On the surface, this seems absurd. What’s going on?

I think it has to do with social media. Platforms like Tumblr have seemed to work best with images, and users on this site have long preferred text embedded within images. For a while I ran a Top Chef–inspired blog, where I published screenshots from recent episodes along with their captions, written as text; a friend urged me to incorporate the text into the image so she could share the images on her own tumblog more easily.

This trend seems to have crept into other social media platforms, too: Facebook’s algorithm seems to favor images over text in constructing your newsfeed. Since 2013, Twitter has automatically shown images within its stream, whereas previously the service was text-only. Thus sharing text in images on Facebook makes them more visible, and sharing images on Twitter allows users to bypass the 140-character message limit.

Whether these things are causes of our text-in-image frenzy or co-conspirators is an open question.

Perhaps it reflects our society’s orientation toward the visual rather than the oral, which seems to be getting stronger and stronger. (Think about how “no one reads anymore” but how “300 hours of video are uploaded to YouTube every minute.”)

In a recent interview, social researcher danah boyd discussed that this orientation has had ramifications in other areas of our lives, such as how we now navigate conflict.
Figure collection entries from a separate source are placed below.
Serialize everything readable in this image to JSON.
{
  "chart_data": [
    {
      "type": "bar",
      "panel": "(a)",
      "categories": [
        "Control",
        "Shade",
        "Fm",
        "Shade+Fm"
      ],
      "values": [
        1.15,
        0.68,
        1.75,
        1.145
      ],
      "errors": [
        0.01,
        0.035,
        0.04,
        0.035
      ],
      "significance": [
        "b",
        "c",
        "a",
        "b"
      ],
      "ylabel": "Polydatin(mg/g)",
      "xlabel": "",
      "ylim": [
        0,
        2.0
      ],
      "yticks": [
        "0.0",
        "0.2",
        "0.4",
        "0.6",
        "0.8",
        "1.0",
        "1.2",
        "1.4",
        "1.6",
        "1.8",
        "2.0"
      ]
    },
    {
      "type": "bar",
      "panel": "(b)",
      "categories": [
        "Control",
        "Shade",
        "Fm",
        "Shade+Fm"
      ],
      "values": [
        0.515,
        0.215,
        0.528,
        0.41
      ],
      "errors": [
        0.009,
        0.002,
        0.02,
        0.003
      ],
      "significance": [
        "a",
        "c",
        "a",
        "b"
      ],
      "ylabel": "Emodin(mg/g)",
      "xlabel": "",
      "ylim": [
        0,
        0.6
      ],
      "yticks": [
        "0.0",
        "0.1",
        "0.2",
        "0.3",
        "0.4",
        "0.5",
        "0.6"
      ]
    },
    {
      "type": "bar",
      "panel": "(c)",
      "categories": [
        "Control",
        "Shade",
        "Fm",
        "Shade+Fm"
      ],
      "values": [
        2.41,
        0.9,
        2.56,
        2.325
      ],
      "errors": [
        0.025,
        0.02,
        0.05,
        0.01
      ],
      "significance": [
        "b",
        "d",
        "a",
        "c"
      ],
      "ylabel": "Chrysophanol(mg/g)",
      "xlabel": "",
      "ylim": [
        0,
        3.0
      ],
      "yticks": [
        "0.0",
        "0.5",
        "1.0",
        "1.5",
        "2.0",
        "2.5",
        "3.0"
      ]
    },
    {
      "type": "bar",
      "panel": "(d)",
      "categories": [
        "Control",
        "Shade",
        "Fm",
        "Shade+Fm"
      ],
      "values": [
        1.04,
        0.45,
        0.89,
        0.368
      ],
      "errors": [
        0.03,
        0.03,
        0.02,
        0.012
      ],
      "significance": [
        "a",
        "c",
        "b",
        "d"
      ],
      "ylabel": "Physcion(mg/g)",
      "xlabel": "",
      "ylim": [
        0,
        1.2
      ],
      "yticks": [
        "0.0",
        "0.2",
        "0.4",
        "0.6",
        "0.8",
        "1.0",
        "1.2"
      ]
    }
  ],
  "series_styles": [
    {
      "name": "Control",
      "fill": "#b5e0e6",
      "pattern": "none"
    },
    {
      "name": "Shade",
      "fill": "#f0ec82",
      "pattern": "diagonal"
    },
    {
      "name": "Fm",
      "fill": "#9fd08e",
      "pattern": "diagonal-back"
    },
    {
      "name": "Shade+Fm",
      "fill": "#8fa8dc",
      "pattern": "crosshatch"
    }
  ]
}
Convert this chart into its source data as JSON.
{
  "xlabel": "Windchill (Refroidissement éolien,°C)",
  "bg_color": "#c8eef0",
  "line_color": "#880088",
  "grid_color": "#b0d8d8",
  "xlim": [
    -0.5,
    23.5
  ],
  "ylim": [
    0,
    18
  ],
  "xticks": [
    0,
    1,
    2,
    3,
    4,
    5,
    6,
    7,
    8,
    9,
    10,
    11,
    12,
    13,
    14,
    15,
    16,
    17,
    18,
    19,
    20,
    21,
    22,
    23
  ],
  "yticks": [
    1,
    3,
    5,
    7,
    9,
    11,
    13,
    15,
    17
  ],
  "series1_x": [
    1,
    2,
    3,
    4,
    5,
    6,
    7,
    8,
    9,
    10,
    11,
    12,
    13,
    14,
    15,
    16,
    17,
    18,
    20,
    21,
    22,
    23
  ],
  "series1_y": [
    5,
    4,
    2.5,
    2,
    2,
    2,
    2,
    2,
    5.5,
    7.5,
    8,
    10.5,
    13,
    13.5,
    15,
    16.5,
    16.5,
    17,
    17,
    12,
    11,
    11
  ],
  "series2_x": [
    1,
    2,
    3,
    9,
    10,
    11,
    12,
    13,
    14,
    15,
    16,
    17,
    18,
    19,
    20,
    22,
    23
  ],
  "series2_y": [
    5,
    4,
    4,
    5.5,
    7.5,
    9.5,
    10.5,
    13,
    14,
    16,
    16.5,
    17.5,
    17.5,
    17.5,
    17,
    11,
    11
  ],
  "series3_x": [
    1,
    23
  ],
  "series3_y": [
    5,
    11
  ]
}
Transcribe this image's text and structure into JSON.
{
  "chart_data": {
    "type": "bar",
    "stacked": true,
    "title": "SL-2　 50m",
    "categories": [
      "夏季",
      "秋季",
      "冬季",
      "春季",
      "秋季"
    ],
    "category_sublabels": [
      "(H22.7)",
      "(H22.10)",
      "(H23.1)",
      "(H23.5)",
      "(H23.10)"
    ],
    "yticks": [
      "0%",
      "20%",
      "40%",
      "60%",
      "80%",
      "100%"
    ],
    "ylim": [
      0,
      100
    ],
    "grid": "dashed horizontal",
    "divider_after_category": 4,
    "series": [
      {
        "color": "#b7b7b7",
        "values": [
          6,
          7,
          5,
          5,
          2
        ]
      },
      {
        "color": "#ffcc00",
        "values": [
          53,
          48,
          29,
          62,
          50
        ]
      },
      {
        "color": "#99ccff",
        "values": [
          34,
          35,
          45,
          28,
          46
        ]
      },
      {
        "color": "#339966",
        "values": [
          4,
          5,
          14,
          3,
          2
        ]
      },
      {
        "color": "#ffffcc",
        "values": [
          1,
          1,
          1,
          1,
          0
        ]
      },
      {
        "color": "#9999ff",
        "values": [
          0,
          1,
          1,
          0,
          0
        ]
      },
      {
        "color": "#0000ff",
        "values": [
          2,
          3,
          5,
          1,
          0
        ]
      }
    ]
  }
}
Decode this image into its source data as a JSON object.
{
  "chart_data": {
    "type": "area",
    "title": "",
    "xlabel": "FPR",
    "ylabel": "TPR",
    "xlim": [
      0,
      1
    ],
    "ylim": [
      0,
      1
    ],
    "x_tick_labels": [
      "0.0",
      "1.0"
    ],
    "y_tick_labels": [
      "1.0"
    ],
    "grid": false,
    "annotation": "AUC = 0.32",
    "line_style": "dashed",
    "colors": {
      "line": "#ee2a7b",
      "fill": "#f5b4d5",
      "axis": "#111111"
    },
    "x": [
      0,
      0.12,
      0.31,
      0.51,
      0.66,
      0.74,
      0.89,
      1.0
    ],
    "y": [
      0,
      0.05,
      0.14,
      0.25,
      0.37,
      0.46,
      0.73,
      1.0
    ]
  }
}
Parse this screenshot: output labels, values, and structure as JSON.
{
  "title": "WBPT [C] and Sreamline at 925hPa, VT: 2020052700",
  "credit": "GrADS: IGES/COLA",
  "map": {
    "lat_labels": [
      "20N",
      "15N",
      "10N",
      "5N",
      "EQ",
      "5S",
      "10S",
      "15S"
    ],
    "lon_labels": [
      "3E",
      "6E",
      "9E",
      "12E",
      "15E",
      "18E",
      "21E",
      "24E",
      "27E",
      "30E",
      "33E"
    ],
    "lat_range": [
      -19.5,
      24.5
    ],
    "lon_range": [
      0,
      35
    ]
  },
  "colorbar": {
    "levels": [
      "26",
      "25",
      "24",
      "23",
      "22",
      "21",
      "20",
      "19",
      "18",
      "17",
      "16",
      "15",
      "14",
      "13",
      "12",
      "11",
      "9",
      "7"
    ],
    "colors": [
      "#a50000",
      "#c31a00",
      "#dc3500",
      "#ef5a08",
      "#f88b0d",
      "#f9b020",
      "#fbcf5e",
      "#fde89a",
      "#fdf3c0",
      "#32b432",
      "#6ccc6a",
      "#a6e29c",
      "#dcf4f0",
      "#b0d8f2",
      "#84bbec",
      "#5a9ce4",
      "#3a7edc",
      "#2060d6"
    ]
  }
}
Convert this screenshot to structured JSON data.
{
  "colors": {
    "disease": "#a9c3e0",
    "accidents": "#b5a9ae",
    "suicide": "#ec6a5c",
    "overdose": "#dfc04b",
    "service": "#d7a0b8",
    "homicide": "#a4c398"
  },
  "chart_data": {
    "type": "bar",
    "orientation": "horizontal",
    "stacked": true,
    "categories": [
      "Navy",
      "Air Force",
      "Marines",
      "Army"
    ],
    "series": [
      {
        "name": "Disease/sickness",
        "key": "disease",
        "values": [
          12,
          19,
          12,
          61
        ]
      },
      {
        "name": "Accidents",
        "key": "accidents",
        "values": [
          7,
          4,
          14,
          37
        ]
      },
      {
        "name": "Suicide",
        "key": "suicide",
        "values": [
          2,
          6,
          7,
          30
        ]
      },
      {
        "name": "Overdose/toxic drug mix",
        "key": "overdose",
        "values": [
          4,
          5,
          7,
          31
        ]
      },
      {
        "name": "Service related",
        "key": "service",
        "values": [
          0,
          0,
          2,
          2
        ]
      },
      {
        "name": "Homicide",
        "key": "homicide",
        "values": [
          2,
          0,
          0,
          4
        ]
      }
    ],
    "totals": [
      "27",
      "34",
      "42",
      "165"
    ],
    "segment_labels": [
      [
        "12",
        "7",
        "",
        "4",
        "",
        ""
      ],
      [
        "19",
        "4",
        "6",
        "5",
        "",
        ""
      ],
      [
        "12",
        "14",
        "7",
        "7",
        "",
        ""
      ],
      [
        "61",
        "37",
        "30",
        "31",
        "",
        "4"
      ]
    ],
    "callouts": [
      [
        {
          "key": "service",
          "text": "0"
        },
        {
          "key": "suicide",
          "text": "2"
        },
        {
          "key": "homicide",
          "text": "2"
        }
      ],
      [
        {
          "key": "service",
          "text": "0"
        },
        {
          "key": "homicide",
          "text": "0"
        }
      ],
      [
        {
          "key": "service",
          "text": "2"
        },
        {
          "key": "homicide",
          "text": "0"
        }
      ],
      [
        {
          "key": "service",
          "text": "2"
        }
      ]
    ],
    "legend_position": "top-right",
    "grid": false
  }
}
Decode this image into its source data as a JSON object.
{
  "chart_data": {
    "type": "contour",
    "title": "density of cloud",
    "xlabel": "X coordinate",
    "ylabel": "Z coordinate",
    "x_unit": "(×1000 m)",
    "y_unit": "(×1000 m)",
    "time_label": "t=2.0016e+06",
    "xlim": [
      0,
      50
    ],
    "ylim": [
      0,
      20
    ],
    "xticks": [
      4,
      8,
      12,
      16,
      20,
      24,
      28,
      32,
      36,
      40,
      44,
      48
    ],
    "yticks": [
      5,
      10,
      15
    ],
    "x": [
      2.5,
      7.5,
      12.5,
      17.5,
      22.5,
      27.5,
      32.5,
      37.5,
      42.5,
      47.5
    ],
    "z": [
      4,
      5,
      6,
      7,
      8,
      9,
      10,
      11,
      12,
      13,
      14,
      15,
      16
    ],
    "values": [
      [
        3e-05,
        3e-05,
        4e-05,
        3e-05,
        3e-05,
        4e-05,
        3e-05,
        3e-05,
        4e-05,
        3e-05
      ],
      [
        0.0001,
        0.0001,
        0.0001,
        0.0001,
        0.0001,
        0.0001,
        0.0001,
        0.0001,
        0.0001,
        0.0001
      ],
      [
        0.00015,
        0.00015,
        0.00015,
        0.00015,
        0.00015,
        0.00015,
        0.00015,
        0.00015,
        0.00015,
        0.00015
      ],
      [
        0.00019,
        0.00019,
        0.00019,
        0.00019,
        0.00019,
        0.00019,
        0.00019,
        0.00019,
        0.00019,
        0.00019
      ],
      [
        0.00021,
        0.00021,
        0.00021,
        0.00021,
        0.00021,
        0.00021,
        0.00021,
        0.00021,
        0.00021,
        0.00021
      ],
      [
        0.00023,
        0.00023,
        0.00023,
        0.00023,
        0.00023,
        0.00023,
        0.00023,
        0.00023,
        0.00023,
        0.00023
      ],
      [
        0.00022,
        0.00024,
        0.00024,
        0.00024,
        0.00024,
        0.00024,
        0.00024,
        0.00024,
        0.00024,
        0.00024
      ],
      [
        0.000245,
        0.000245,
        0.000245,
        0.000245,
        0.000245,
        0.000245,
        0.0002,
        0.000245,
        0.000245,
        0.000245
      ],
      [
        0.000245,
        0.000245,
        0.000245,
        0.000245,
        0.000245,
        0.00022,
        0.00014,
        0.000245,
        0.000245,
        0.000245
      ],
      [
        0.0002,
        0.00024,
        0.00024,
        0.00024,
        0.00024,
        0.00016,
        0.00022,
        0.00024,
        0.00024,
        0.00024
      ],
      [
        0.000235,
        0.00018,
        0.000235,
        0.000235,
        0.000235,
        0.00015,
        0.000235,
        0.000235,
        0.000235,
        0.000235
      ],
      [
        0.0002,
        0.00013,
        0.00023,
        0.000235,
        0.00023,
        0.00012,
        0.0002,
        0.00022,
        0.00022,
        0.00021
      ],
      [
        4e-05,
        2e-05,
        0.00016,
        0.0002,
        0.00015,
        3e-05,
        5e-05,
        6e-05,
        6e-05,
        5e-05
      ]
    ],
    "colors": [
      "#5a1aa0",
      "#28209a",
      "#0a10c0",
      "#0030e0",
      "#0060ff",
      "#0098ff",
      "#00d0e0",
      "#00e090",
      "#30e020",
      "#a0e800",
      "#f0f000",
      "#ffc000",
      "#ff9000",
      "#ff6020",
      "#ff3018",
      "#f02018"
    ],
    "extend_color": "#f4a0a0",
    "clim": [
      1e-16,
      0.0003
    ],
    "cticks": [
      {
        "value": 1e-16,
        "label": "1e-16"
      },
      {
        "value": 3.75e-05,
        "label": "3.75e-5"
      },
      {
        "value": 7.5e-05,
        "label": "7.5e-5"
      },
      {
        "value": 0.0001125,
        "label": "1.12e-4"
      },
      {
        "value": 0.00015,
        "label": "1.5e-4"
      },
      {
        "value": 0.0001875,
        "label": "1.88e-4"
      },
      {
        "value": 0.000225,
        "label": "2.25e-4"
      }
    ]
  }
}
In the workplace, she says, if there is a problem between two employees, they won’t deal with it verbally, as employees might have done in the past. Instead, they will use a written medium, such as email, to express their arguments—and perhaps protect themselves. The bottom line is that, as our lives are structured, we have more exposure to and comfort with textual, visual environments.

And yet, orality is primary, whereas literacy (and visuality) is secondary. What does this mean for the future?

Writing itself as experience

A new mini-exhibition at the Philadelphia Museum of Art called The Art of the Book in South Asia presents a number of diverse historical artifacts—also known as books—from India. Here we see again and again instances in which the written word is the subject of and a channel for spiritual reverence.

Vishnu KrishnaThe image to the right (18th century), for example, presents the newborn Krishna as the god Vishnu. At first it seems that it’s a simple drawing, but upon closer inspection we see that the shading is actually comprised of endless repetitions of भगवान् (Bhagavān), the Hindu theonym referring to Vishnu/Krishna. In this sense, it labels the information—but it’s so much more than that. As the museum plaque informs, “The repeated writing of the god’s name not only turns the illustration of a holy subject into an icon for devotion, but also serves as an act of devotion in itself.” Thus we can appreciate this page not only as a finished piece—as we see it here—but also as a process, something that was experienced by the person who made it.

The image below of Ganesha (c. 1800–1850) is similar in this way. The page “serves as a diagram that assists devotees in their meditation on the elephant-headed deity. Written hymns that praise him appear in many parts of the composition. These words help readers focus their minds in order to bring the god into their presence.”

Ritual Painting of Ganesha

In both these examples, we see how both writing and regarding the written word can be forms of meditation. I’ve also written about the concept of mu-shin in Zen calligraphy, which presents us with the same possibility.

What we can take away is that writing is not always meant to convey the content of its words. Sometimes it’s meant to afford an experience—or inspire one. It’s a surrogate. Relatedly, a piece of writing can serve as a document of the experience a person had while creating it.

This is a mental shift: Usually we only consider writing as it is in its complete, finished form—not as a process. I think that’s something the writers among us can appreciate, but also everyone else.